SANDPOINT — Kids from five area elementary schools get weekend nutrition through "Bite2Go," better known as the backpack program.
For Bonner Community Food Bank staff, going through each bag of food every week before it is shipped off to the students is a tedious but required task to ensure none of the contents have been opened or gone bad. So when 10 Lake Pend Oreille High School students enthusiastically took on the task Thursday, they helped to make a difference for the children who receive the food, as well as the staff whose task it normally is.
"I think it's great when we can get students in to give back and volunteer," said Debbie Love, food bank executive director.
For many of the students, like sophomore Delaney Tibbetts, it was their first time helping out at the food bank.
"I absolutely love it," Tibbetts said about volunteering. "I get to honestly see people smile because there is actually people out there helping — I love seeing people like that."
She did a lot of volunteer work in the community as a Girl Scout when she was younger. As she got older, she wanted to volunteer more at places like the food bank, but school and work got in the way.
After a tour of the facility, the teens dug right in, finding some opened items, such as a can of spaghetti and meatballs. Some of the students also went through cases of canned foods recently delivered to the food bank from Super 1 Foods, putting the cans in crates and stacking them.
Rand Rosecrans, LPOHS culinary arts teacher, said he gave the students a few options as to where they might like to volunteer, and the they voted to help out at the food bank. He said most of the students really enjoy going out and doing hands-on activities, and he looks for any opportunity to teach them real, practical life skills they can use to help their community.

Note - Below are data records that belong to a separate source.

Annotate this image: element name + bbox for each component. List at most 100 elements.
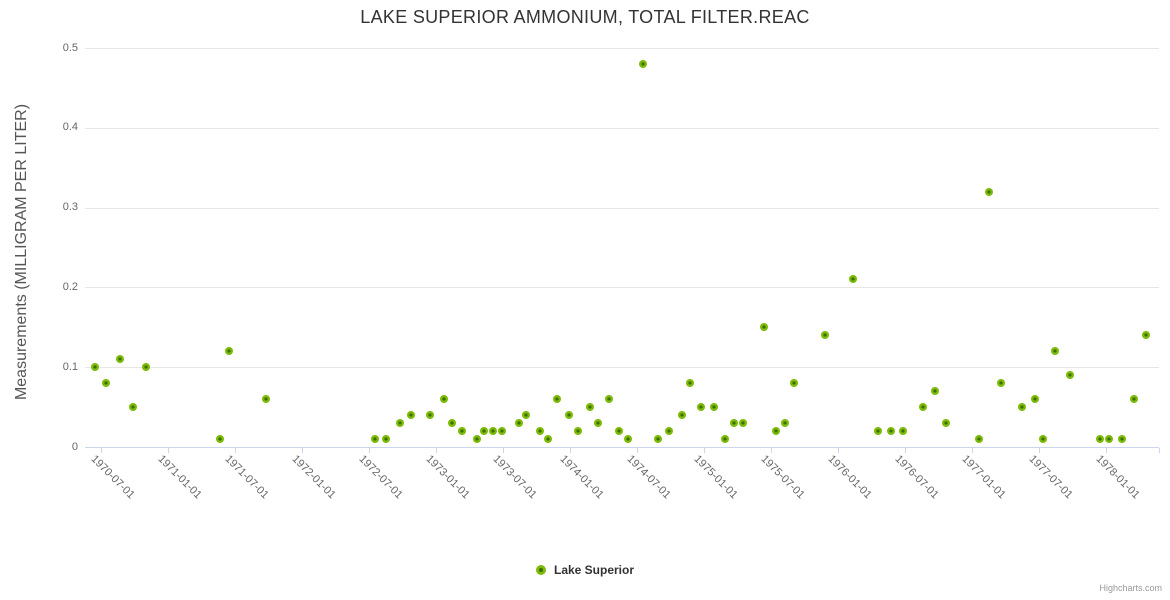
data-point[interactable] — [585, 403, 594, 412]
x-tick — [369, 448, 370, 453]
data-point[interactable] — [261, 395, 270, 404]
data-point[interactable] — [544, 435, 553, 444]
data-point[interactable] — [425, 411, 434, 420]
data-point[interactable] — [653, 435, 662, 444]
data-point[interactable] — [739, 419, 748, 428]
x-tick — [168, 448, 169, 453]
data-point[interactable] — [1031, 395, 1040, 404]
data-point[interactable] — [759, 323, 768, 332]
data-point[interactable] — [614, 427, 623, 436]
x-tick — [637, 448, 638, 453]
data-point[interactable] — [1018, 403, 1027, 412]
x-axis-label: 1978-01-01 — [1093, 453, 1142, 502]
data-point[interactable] — [678, 411, 687, 420]
x-tick — [905, 448, 906, 453]
data-point[interactable] — [535, 427, 544, 436]
data-point[interactable] — [1039, 435, 1048, 444]
data-point[interactable] — [522, 411, 531, 420]
data-point[interactable] — [772, 427, 781, 436]
data-point[interactable] — [1118, 435, 1126, 444]
data-point[interactable] — [686, 379, 695, 388]
x-axis-label: 1971-01-01 — [155, 453, 204, 502]
data-point[interactable] — [996, 379, 1005, 388]
data-point[interactable] — [142, 363, 151, 372]
data-point[interactable] — [498, 427, 507, 436]
y-axis-label: 0.3 — [62, 201, 78, 214]
x-tick — [771, 448, 772, 453]
data-point[interactable] — [899, 427, 908, 436]
data-point[interactable] — [789, 379, 798, 388]
x-axis-label: 1971-07-01 — [222, 453, 271, 502]
data-point[interactable] — [593, 419, 602, 428]
data-point[interactable] — [697, 403, 706, 412]
y-axis-title: Measurements (MILLIGRAM PER LITER) — [13, 103, 30, 401]
data-point[interactable] — [1051, 347, 1060, 356]
data-point[interactable] — [821, 331, 830, 340]
data-point[interactable] — [604, 395, 613, 404]
data-point[interactable] — [721, 435, 730, 444]
x-axis-label: 1975-07-01 — [758, 453, 807, 502]
data-point[interactable] — [931, 387, 940, 396]
data-point[interactable] — [941, 419, 950, 428]
data-point[interactable] — [216, 435, 225, 444]
data-point[interactable] — [624, 435, 633, 444]
data-point[interactable] — [129, 403, 137, 412]
data-point[interactable] — [638, 59, 647, 68]
data-point[interactable] — [709, 403, 718, 412]
data-point[interactable] — [472, 435, 481, 444]
data-point[interactable] — [552, 395, 561, 404]
x-axis-label: 1974-07-01 — [624, 453, 673, 502]
data-point[interactable] — [1096, 435, 1105, 444]
data-point[interactable] — [458, 427, 467, 436]
x-tick — [302, 448, 303, 453]
y-axis-label: 0.5 — [62, 41, 78, 54]
data-point[interactable] — [225, 347, 234, 356]
data-point[interactable] — [919, 403, 928, 412]
x-axis-label: 1977-01-01 — [959, 453, 1008, 502]
data-point[interactable] — [382, 435, 391, 444]
data-point[interactable] — [514, 419, 523, 428]
x-tick — [503, 448, 504, 453]
data-point[interactable] — [848, 275, 857, 284]
chart-title: LAKE SUPERIOR AMMONIUM, TOTAL FILTER.REA… — [360, 7, 810, 27]
y-axis-label: 0.1 — [62, 360, 78, 373]
data-point[interactable] — [975, 435, 984, 444]
y-gridline — [85, 48, 1159, 49]
data-point[interactable] — [1104, 435, 1113, 444]
data-point[interactable] — [873, 427, 882, 436]
data-point[interactable] — [1065, 371, 1074, 380]
data-point[interactable] — [406, 411, 415, 420]
data-point[interactable] — [573, 427, 582, 436]
x-tick — [704, 448, 705, 453]
x-axis-label: 1976-01-01 — [825, 453, 874, 502]
legend-item-lake-superior[interactable]: Lake Superior — [0, 563, 1170, 577]
data-point[interactable] — [395, 419, 404, 428]
x-axis-label: 1972-01-01 — [289, 453, 338, 502]
data-point[interactable] — [91, 363, 100, 372]
data-point[interactable] — [665, 427, 674, 436]
x-tick — [838, 448, 839, 453]
data-point[interactable] — [729, 419, 738, 428]
x-tick — [101, 448, 102, 453]
data-point[interactable] — [115, 355, 124, 364]
data-point[interactable] — [780, 419, 789, 428]
x-tick — [436, 448, 437, 453]
data-point[interactable] — [480, 427, 489, 436]
x-tick — [235, 448, 236, 453]
data-point[interactable] — [564, 411, 573, 420]
data-point[interactable] — [985, 187, 994, 196]
x-axis-label: 1974-01-01 — [557, 453, 606, 502]
data-point[interactable] — [447, 419, 456, 428]
data-point[interactable] — [1141, 331, 1150, 340]
data-point[interactable] — [370, 435, 379, 444]
x-axis-label: 1970-07-01 — [88, 453, 137, 502]
data-point[interactable] — [101, 379, 110, 388]
x-tick — [1039, 448, 1040, 453]
data-point[interactable] — [488, 427, 497, 436]
data-point[interactable] — [439, 395, 448, 404]
highcharts-credits-link[interactable]: Highcharts.com — [1099, 583, 1162, 593]
x-tick — [570, 448, 571, 453]
data-point[interactable] — [1129, 395, 1138, 404]
data-point[interactable] — [887, 427, 896, 436]
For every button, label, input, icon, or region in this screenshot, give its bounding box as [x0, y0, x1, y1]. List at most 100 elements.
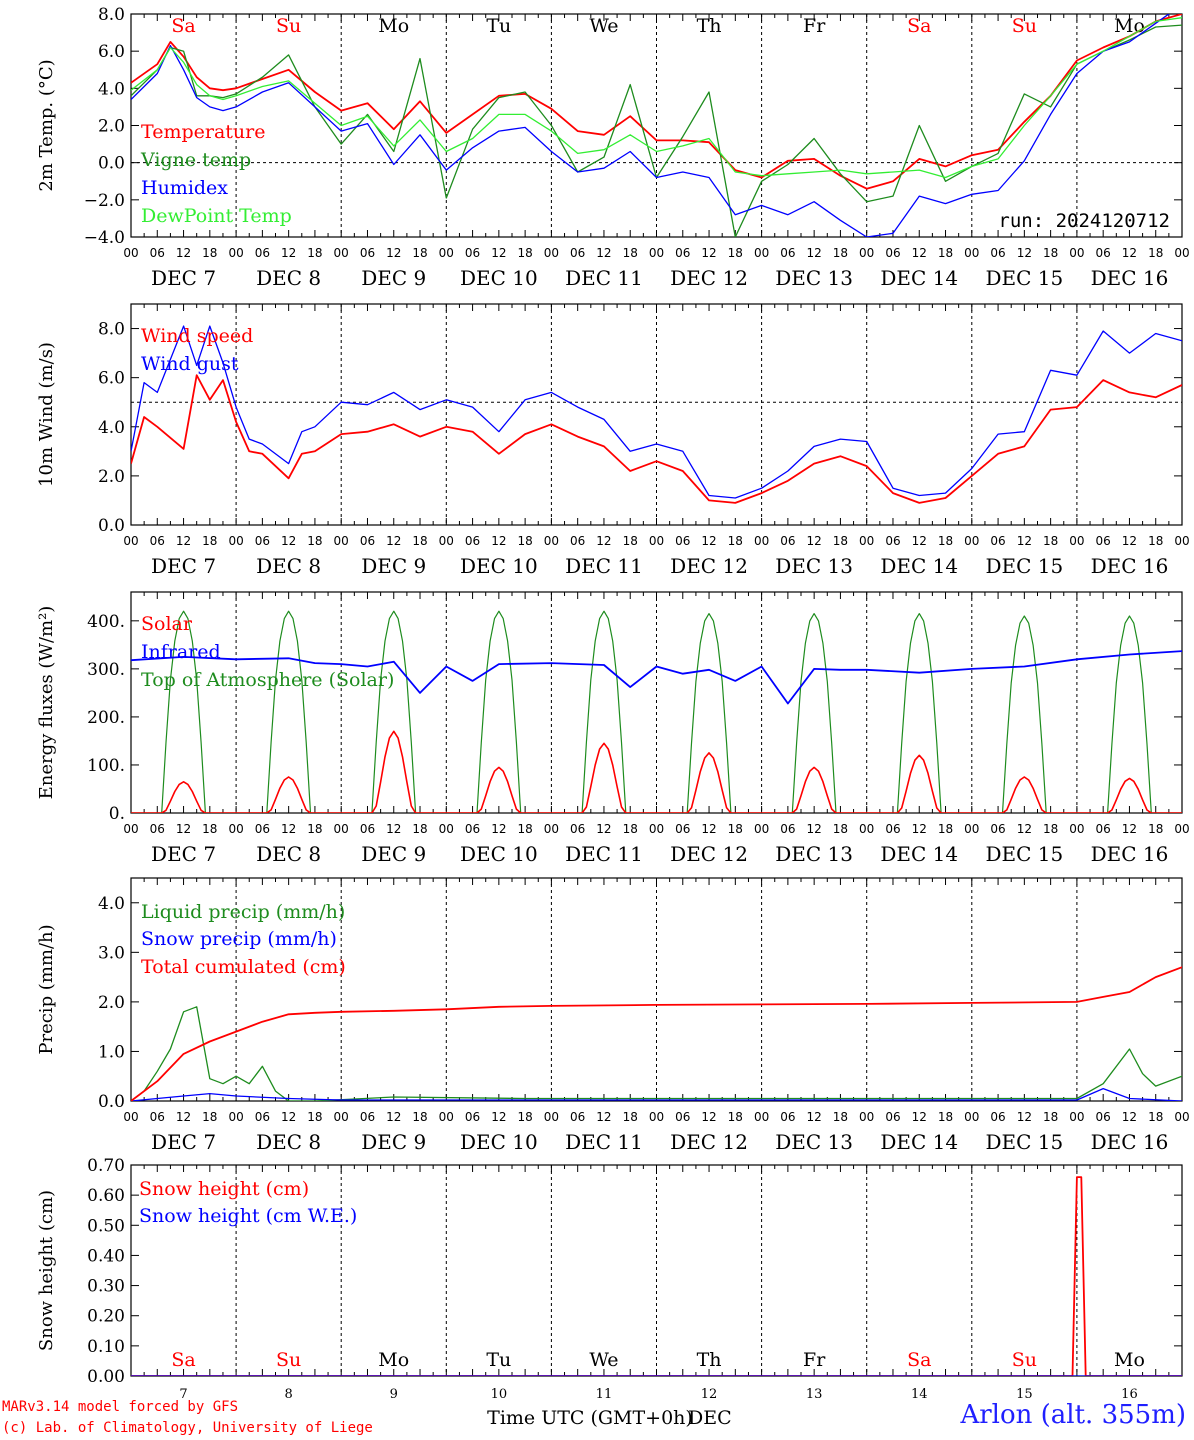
- y-tick-label: 0.0: [98, 516, 125, 536]
- weekday-label: Sa: [171, 15, 195, 37]
- y-tick-label: 300.: [87, 660, 125, 680]
- weekday-label: Su: [276, 15, 301, 37]
- day-label: DEC 8: [256, 1130, 321, 1154]
- hour-tick-label: 12: [1122, 1110, 1137, 1124]
- hour-tick-label: 18: [1148, 534, 1163, 548]
- day-label: DEC 16: [1091, 266, 1169, 290]
- hour-tick-label: 18: [1148, 822, 1163, 836]
- hour-tick-label: 06: [885, 822, 900, 836]
- hour-tick-label: 18: [1148, 1110, 1163, 1124]
- hour-tick-label: 00: [544, 822, 559, 836]
- hour-tick-label: 18: [202, 534, 217, 548]
- plot-area: [131, 966, 1182, 1101]
- hour-tick-label: 00: [123, 534, 138, 548]
- hour-tick-label: 18: [1043, 822, 1058, 836]
- day-label: DEC 13: [775, 266, 853, 290]
- day-label: DEC 14: [880, 266, 958, 290]
- hour-tick-label: 18: [833, 822, 848, 836]
- day-label: DEC 9: [361, 554, 426, 578]
- day-label: DEC 15: [985, 1130, 1063, 1154]
- hour-tick-label: 12: [491, 1110, 506, 1124]
- weekday-label: Fr: [803, 1349, 826, 1371]
- lab-credit: (c) Lab. of Climatology, University of L…: [2, 1420, 373, 1436]
- day-label: DEC 12: [670, 266, 748, 290]
- hour-tick-label: 12: [701, 1110, 716, 1124]
- weekday-label: Th: [697, 15, 722, 37]
- hour-tick-label: 18: [938, 534, 953, 548]
- legend-entry: Snow height (cm): [139, 1178, 309, 1200]
- y-tick-label: 6.0: [98, 369, 125, 389]
- legend-entry: Liquid precip (mm/h): [141, 901, 345, 923]
- day-label: DEC 11: [565, 1130, 643, 1154]
- hour-tick-label: 06: [780, 534, 795, 548]
- day-number-label: 16: [1121, 1387, 1138, 1402]
- model-credit: MARv3.14 model forced by GFS: [2, 1399, 239, 1415]
- hour-tick-label: 06: [675, 822, 690, 836]
- hour-tick-label: 12: [176, 246, 191, 260]
- hour-tick-label: 06: [150, 246, 165, 260]
- hour-tick-label: 18: [833, 534, 848, 548]
- day-label: DEC 8: [256, 554, 321, 578]
- plot-area: [131, 325, 1182, 504]
- hour-tick-label: 12: [281, 1110, 296, 1124]
- hour-tick-label: 06: [360, 246, 375, 260]
- day-label: DEC 16: [1091, 1130, 1169, 1154]
- hour-tick-label: 12: [1017, 1110, 1032, 1124]
- hour-tick-label: 18: [728, 246, 743, 260]
- hour-tick-label: 00: [649, 1110, 664, 1124]
- hour-tick-label: 06: [255, 246, 270, 260]
- hour-tick-label: 06: [780, 1110, 795, 1124]
- hour-tick-label: 06: [675, 246, 690, 260]
- weekday-label: Tu: [486, 15, 511, 37]
- hour-tick-label: 18: [833, 246, 848, 260]
- weekday-label: Sa: [171, 1349, 195, 1371]
- hour-tick-label: 00: [754, 246, 769, 260]
- hour-tick-label: 00: [334, 246, 349, 260]
- hour-tick-label: 18: [307, 1110, 322, 1124]
- hour-tick-label: 06: [255, 822, 270, 836]
- plot-area: [131, 610, 1182, 813]
- hour-tick-label: 06: [570, 1110, 585, 1124]
- day-number-label: 12: [701, 1387, 718, 1402]
- legend-entry: Snow precip (mm/h): [141, 928, 337, 950]
- chart-panel-3: 400. 300. 200. 100. 0. Energy fluxes (W/m²) 00…: [36, 591, 1190, 866]
- series-line-liquid-precip-mm-h-: [131, 1006, 1182, 1101]
- y-tick-label: 0.10: [87, 1337, 125, 1357]
- hour-tick-label: 12: [386, 1110, 401, 1124]
- hour-tick-label: 00: [123, 246, 138, 260]
- hour-tick-label: 18: [412, 246, 427, 260]
- hour-tick-label: 06: [570, 534, 585, 548]
- hour-tick-label: 06: [570, 246, 585, 260]
- time-axis-label: Time UTC (GMT+0h): [487, 1407, 693, 1429]
- hour-tick-label: 12: [596, 822, 611, 836]
- hour-tick-label: 00: [439, 534, 454, 548]
- hour-tick-label: 00: [1069, 246, 1084, 260]
- day-number-label: 7: [179, 1387, 187, 1402]
- hour-tick-label: 00: [228, 246, 243, 260]
- hour-tick-label: 12: [281, 534, 296, 548]
- hour-tick-label: 00: [1174, 534, 1189, 548]
- weekday-label: Sa: [907, 1349, 931, 1371]
- hour-tick-label: 06: [150, 534, 165, 548]
- month-axis-label: DEC: [688, 1407, 732, 1429]
- hour-tick-label: 06: [990, 534, 1005, 548]
- hour-tick-label: 18: [623, 534, 638, 548]
- y-tick-label: −4.0: [84, 228, 125, 248]
- hour-tick-label: 12: [807, 246, 822, 260]
- hour-tick-label: 18: [412, 534, 427, 548]
- legend-entry: Wind speed: [141, 325, 253, 347]
- hour-tick-label: 06: [1096, 1110, 1111, 1124]
- hour-tick-label: 18: [307, 822, 322, 836]
- station-name: Arlon (alt. 355m): [960, 1400, 1186, 1430]
- hour-tick-label: 00: [1174, 822, 1189, 836]
- hour-tick-label: 00: [859, 1110, 874, 1124]
- hour-tick-label: 12: [807, 1110, 822, 1124]
- y-axis-label: Energy fluxes (W/m²): [36, 606, 57, 800]
- hour-tick-label: 06: [990, 822, 1005, 836]
- day-label: DEC 11: [565, 842, 643, 866]
- y-tick-label: 400.: [87, 612, 125, 632]
- hour-tick-label: 18: [1043, 1110, 1058, 1124]
- hour-tick-label: 06: [1096, 534, 1111, 548]
- day-label: DEC 16: [1091, 554, 1169, 578]
- hour-tick-label: 00: [754, 1110, 769, 1124]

"We are looking for opportunities to both enhance and teach them self-sufficiency, and also in self-sufficiency, it builds self-esteem," Rosecrans said. "Those things go together so well."
He also the opportunity to highlight things they have discussed in class, like the fact that a cheeseburger can be purchased inexpensively, but healthy food costs a lot.
"And here, that's something I noticed when I was working here, is produce is really encouraged," he said. "One of our units is nutrition, so that is something to think about is the people you are helping are encouraging that food going out."
The backpack program also aims to add nutrition and protein to kids' diets, Love said. The kits typically include items like milk, fresh fruit, beans, rice, cereal, beef jerky, pretzels and more.
Although challenging, Rosecrans said he is enjoying his first year teaching at LPOHS, with a "wonderful" group of students. He hopes to do some raised garden beds soon to grow some fresh herbs and produce so, for example, the teens can learn how to make their own tomato sauces. As one of the class projects, the students are writing a cookbook, which he hopes to compile the recipes and list them online when they are done.
"What I try to do is push local, fresh, healthy, nutritious and things that they can make," Rosecrans said.